食リポは必要か
食リポはなんのためにあるのか、生まれて初めて食リポをテレビで観た時からよくわからなかった。そして、いまもイマイチよくわかっていない。
味覚はある。でも言葉は味覚に直結しない。テレビで「芳醇な香りが口の中に広がります!」と言われても芳醇な香りを今まで芳醇な香りとして認識したことがないし、「スープが意外とあっさりしているんですね!」と言われても何が意外だったのかわからないし、「独特な風味がいいアクセントになってます!」と言われても独特は独特でしかないので誰にもその独特は伝わらないし、アクセントは楽譜の上でしかみたことがないじゃないか。そして1番伝わらないのが「これまで食べた〇〇の中で1番美味しいです!」だ。あなたの歴代〇〇の中では1番かもしれないけど、あなたの食べたことある〇〇を全て把握しているはずがないし、こっちの歴代〇〇の中では最下位の可能性だってある。まいう〜の人とかねじねじスカーフのおじさんが言うのならわかるけども。

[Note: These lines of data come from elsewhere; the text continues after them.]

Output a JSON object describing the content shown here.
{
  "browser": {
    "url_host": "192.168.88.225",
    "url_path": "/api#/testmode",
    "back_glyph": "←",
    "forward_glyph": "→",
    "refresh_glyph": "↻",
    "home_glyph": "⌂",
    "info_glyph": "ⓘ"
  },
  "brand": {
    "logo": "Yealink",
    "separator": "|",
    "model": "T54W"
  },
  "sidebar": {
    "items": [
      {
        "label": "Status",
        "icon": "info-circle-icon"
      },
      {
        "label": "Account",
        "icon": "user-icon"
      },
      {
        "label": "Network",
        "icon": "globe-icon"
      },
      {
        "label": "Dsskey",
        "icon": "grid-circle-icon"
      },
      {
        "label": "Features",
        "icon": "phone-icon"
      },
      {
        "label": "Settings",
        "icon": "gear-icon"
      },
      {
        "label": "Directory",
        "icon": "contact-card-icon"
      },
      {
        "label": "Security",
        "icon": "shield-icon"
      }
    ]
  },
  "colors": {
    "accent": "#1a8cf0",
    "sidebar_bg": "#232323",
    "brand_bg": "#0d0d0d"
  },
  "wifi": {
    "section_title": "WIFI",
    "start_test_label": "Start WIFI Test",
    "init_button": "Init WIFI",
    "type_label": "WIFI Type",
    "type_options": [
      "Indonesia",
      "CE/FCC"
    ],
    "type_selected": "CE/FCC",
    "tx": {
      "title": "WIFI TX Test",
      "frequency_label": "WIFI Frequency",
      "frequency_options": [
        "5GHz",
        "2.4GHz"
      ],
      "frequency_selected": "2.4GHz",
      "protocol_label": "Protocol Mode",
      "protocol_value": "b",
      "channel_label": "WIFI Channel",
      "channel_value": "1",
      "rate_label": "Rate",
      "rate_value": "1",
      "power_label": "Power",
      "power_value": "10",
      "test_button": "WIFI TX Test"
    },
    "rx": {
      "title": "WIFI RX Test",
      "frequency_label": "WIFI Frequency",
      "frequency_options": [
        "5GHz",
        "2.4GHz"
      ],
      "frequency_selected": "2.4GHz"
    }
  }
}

そもそも食リポの一番の良くない点は「まずいです!」「吐きそうです!」「この値段に対してこの味は期待外れです!」とは言えないことだ。よくドッキリなどで、芸人に激マズの料理を美味しそうに食リポさせるやつがあるけど、あれが全てを物語っている。食リポはフェイクであり、フィクションであり、ジョークである。
ではなぜ食リポはあるのか。それは料理の味を視聴者に伝えるためではない。と思う。
食べる人の目の輝きや瞳孔の開き具合、ふぅふぅの回数、勢い、箸の使い方、滲み出る汗、暑くなってきた〜と言いながらかきあげる髪と見える首筋、おいしい〜と喜ぶ幸せそうな笑顔、カメラ目線、止まることを知らない右手、そしてもう一度、おいしい〜!これらを見るためにあるのではないかと。だから永野芽郁が食べればそれだけでこっちも幸せになるし、言葉なんて「おいしい〜!」だけで十分じゃないか。と思う。

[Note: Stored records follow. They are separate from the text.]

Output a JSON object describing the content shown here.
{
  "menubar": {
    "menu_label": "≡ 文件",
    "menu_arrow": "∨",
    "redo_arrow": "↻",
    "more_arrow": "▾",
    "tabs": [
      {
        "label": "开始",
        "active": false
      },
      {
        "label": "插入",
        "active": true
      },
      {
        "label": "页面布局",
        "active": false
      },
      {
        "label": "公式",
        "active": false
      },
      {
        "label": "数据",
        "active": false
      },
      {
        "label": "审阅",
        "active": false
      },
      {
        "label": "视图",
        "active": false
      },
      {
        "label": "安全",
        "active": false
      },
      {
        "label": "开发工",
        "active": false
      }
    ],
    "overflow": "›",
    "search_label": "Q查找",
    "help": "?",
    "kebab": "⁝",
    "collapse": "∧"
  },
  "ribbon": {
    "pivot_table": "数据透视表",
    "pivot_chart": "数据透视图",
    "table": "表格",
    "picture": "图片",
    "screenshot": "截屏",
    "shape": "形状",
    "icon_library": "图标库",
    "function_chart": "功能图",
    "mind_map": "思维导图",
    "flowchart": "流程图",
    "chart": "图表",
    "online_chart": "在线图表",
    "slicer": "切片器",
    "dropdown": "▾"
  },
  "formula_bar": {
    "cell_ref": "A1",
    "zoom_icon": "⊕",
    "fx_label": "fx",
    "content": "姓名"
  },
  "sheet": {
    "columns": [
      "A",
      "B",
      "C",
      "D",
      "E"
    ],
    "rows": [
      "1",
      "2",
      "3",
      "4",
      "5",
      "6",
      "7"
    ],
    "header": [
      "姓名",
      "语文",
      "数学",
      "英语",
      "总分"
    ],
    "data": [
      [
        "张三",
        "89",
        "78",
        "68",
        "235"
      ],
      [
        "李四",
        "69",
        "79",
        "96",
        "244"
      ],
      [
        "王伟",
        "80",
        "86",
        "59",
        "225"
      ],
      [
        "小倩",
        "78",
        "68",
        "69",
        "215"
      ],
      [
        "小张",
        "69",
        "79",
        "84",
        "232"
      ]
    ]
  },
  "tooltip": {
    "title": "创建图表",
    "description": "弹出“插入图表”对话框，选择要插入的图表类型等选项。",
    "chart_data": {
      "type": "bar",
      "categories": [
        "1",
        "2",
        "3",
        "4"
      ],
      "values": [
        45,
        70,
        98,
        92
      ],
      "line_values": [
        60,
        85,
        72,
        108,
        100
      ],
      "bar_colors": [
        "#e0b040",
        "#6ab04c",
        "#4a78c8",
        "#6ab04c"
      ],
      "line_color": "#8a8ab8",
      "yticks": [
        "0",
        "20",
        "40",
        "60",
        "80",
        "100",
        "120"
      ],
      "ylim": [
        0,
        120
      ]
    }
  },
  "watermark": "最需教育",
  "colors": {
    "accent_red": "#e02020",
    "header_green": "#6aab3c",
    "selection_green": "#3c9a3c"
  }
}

美味しい以外になんか言っても「焦げた雑巾の香りが口の中いっぱいに広がります」くらいの強烈なインパクトのある感想を言わないと3秒後には忘れてしまうだろう。
新海誠監督の「君の名は。」では主人公の男の子が女の子の手の平に油性マジックで「好きだ」と書く感動的なシーンがあった。あれもそうじゃないか。女の子はその男の子の名前を知りたかったのに、男の子は名前を書かずに愛情表現をした。名前は忘れてしまっても、想いは時空を越えて一生消えないというメッセージだろう。食リポでも、「おいしい」「好きだ」という想いが伝われば他の言葉なんていらない。と思う。

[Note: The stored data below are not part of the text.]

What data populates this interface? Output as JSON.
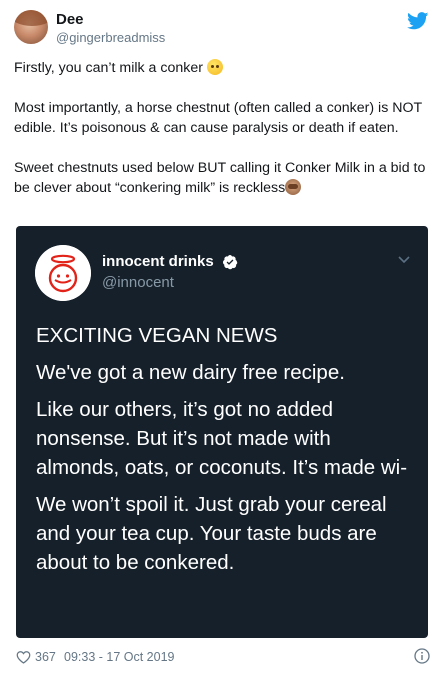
{
  "author": {
    "name": "Dee",
    "handle": "@gingerbreadmiss"
  },
  "tweet": {
    "paragraph1": "Firstly, you can’t milk a conker ",
    "paragraph2": "Most importantly, a horse chestnut (often called a conker) is NOT edible. It’s poisonous & can cause paralysis or death if eaten.",
    "paragraph3": "Sweet chestnuts used below BUT calling it Conker Milk in a bid to be clever about “conkering milk” is reckless"
  },
  "quoted": {
    "name": "innocent drinks",
    "handle": "@innocent",
    "line1": "EXCITING VEGAN NEWS",
    "line2": "We've got a new dairy free recipe.",
    "line3": "Like our others, it’s got no added nonsense. But it’s not made with almonds, oats, or coconuts. It’s made wi-",
    "line4": "We won’t spoil it. Just grab your cereal and your tea cup. Your taste buds are about to be conkered."
  },
  "footer": {
    "likes": "367",
    "timestamp": "09:33 - 17 Oct 2019"
  },
  "icons": {
    "bird": "twitter-bird-icon",
    "verified": "verified-badge-icon",
    "heart": "heart-icon",
    "info": "info-icon",
    "chevron": "chevron-down-icon"
  },
  "colors": {
    "brand_blue": "#1da1f2",
    "embed_bg": "#15202b",
    "muted": "#657786",
    "innocent_red": "#e2231a"
  }
}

でもまあ、これはぼくの下らない考えにすぎないし、食リポを通じて口の中にその味を完全に思い浮かべることができる人もいるかもしれない。そんな人にとっては食リポは大事かもしれないし、別にいらんかもしれない。
結局、何が言いたいのかというと、食リポは若手芸人にやらせるのでは無く、今をときめくかわいい女優さんにやらせるべきだということ。